Strickland and her kids Madison and Jackson, who are experienced campers, decided to try something new for Madison's fourteenth birthday: they went on an indulgent retreat in the shadow of an iconic skyline. They went glamping.
Glamping, or glamorous camping, provides the comforts of a hotel in the middle of nature's beauty. Remarkably, one of the newest glamping sites looks out on some man-made wonders: the skyscrapers of Manhattan.
"Each of the Journey tents either has two single beds or a full bed inside -- full electricity, lots of places to plug in your gadgets, phones," said Collective Retreats CEO Peter Mack.
His hotel brand sets up temporary, eco-friendly accommodations in one-of-a-kind locations.
"I had this experience where I woke up in a hotel room and I was in Chicago but I thought I was in Beijing and it occurred to me …that traditional hotels are created to be comfortable but they are not created to authentically connect people to a place," said Mack. "To me, it was an opportunity to make travel more special by creating beautiful retreats like this one with all the benefits and amenities of a hotel but with much more of an authentically connected experience to the place."
Collective Governors Island opened to the public on June 29, offering 10 larger Summit tents and 27 smaller Journey tents, ranging in price from $125 to $750 per night.
"We've put a lot of effort into giving each individual tent unit its own specific look and feel," said Mack. He described the aesthetic as Scandinavian and nautical.
"There are those who say come on, this isn't really camping. These are canvas hotel rooms. What do you say to that?" asked CBS News' Don Dahler.
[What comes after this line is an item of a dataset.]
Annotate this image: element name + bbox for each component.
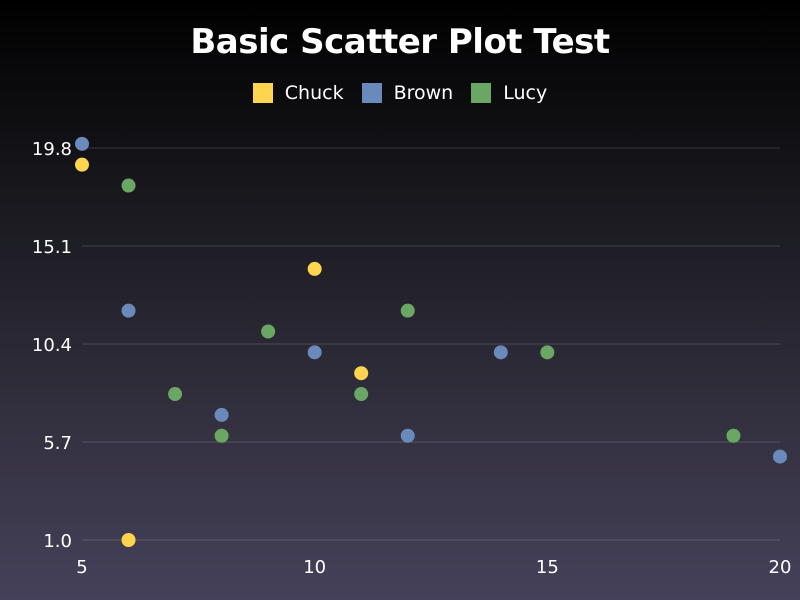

"I think they're right in a lot of ways," said Mack. "When I turn to Collective Retreats I'm looking for something else. I'm looking to be pampered more. … I'm looking to have a rain-style showerhead connected to my tent. I'm looking to be served breakfast in this beautiful space, dinner, having activities, all the wonderful things that I want from a trip without any hassle. So, we like to think we're the best of both worlds. "
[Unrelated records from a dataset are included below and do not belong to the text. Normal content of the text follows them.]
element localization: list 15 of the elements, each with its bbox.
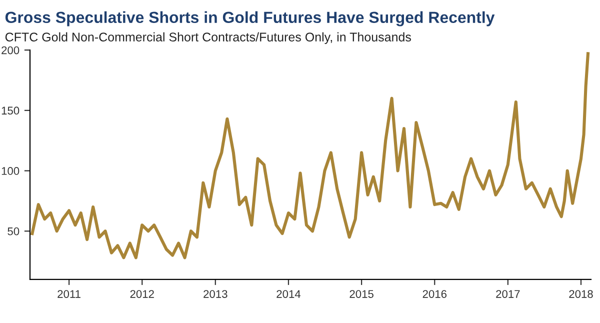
y-tick-label: 200 xyxy=(2,46,20,54)
x-tick-label: 2012 xyxy=(130,290,154,298)
y-tick-label: 150 xyxy=(2,106,20,115)
x-tick-label: 2018 xyxy=(569,290,593,298)
y-tick-label: 50 xyxy=(8,227,20,236)
chart-subtitle: CFTC Gold Non-Commercial Short Contracts/Futures Only, in Thousands xyxy=(5,32,411,44)
x-tick-label: 2011 xyxy=(58,290,80,298)
y-tick-label: 100 xyxy=(2,167,20,175)
x-tick-label: 2016 xyxy=(422,290,447,298)
line-series xyxy=(30,52,590,260)
x-tick-label: 2015 xyxy=(350,290,374,298)
x-tick-label: 2017 xyxy=(496,290,520,298)
x-tick-label: 2014 xyxy=(276,290,301,298)
x-tick-label: 2013 xyxy=(204,290,228,298)
chart-title: Gross Speculative Shorts in Gold Futures Have Surged Recently xyxy=(5,11,495,26)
Glamping is a growing trend in experiential travel, according to Dr. Lynn Minnaert, the academic director of the Tisch Center for Hospitality and Tourism at New York University. When asked if some travelers value experience more than relaxation, Minnaert said, "it seems to be a bit of a trend since the downturn of 2007, 2008, where people have realized that material possessions aren't necessarily forever. But a memory will last."
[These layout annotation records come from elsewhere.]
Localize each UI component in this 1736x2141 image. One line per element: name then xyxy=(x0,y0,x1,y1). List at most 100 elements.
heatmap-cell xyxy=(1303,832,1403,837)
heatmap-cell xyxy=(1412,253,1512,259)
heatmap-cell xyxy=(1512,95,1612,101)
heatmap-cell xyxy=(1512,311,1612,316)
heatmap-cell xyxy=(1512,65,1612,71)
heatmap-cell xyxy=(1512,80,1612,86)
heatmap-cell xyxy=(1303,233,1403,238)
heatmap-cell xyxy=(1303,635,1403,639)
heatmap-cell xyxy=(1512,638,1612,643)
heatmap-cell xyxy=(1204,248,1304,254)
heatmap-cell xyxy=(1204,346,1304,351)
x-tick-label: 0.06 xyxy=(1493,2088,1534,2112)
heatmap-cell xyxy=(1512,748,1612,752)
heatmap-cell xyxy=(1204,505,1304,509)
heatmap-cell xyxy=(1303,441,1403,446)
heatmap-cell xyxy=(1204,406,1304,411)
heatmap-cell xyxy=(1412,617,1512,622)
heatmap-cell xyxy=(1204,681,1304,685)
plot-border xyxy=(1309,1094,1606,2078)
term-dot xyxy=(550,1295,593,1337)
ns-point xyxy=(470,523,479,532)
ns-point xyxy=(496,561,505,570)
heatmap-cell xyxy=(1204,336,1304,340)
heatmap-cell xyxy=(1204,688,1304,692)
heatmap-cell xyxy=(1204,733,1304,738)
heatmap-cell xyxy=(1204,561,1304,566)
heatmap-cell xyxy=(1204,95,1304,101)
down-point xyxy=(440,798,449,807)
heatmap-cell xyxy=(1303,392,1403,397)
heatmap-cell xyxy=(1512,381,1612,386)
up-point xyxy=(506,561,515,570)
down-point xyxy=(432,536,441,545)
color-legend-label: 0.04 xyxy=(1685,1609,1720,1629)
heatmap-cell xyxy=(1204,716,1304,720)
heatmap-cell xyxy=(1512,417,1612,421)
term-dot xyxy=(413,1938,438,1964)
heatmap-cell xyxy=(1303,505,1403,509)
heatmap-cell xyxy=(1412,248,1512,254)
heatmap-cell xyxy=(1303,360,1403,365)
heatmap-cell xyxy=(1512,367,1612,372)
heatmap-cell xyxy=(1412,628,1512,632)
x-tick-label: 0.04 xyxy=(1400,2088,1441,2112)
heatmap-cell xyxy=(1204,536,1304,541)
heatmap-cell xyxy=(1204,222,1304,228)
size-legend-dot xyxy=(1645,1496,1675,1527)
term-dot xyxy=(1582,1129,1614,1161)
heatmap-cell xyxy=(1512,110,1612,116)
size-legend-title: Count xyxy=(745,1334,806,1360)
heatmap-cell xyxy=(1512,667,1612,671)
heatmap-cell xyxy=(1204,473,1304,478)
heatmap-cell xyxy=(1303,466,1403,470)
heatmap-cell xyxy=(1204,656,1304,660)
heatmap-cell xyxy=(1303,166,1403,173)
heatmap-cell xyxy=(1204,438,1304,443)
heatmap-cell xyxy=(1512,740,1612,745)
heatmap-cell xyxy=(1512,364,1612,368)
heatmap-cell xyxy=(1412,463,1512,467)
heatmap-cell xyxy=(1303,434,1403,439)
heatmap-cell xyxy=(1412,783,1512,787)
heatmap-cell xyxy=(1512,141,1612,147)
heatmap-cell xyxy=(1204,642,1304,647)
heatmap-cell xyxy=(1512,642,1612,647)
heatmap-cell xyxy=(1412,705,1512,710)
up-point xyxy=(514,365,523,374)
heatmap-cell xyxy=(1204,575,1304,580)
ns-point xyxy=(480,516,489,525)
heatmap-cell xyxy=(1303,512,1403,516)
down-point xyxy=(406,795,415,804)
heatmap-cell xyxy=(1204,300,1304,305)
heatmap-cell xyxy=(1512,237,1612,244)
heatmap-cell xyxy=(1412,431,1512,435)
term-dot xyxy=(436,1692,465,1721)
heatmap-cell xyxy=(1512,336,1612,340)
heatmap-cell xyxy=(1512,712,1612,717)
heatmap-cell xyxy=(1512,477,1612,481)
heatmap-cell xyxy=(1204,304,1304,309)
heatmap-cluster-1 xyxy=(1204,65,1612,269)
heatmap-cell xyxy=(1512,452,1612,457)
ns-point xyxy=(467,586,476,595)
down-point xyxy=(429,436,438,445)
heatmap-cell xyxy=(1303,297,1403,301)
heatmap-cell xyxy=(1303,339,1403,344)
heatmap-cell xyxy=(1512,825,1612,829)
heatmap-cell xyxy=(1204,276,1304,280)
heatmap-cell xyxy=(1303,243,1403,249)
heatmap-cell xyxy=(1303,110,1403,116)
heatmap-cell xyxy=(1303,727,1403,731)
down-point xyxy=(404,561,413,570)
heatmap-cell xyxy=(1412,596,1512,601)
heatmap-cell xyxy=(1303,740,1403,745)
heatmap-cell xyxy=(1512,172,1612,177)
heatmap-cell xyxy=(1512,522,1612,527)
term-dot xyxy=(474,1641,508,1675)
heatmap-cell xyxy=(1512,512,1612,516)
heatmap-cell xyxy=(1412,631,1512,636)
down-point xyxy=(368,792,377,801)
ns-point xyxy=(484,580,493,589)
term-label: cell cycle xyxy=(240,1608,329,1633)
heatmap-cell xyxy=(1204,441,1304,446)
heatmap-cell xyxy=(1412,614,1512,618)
Minnaert described experiential travel as "seeing travel more as a process of active participation than just consumption. So you are not just traveling to a resort that could be anywhere in the world enjoying the pool and the amenities you're trying to really get underneath the skin of the destination try to interact with local people and get a glimpse of local life as it were."
On Governors Island, glamping is drawing more life to the former Coast Guard and Military base while offering visitors their own special corner of New York City.
Collective Retreats' Mack thinks the experiential travel trend is in its infancy.
"What we're really seeing is that people are looking for more," he said. "Their leisure time has become so precious, because the world [has] just become so crowded. There's so much going on and everyone's so busy. The idea that they can really have an authentic, awesome experience and some leisure time -- I think that we're just at the beginning of that."
It's an experience that also gives guests like the Stricklands a chance to unplug and reconnect with each other.
"We've definitely disconnected this weekend which has been amazing," said Amy Strickland. "We didn't see the Wi-Fi password so nobody had it. So no one has been on their phones playing games or anything."
"A 14-year-old and 10-year-old not on their phones has really been an amazing treat," she added.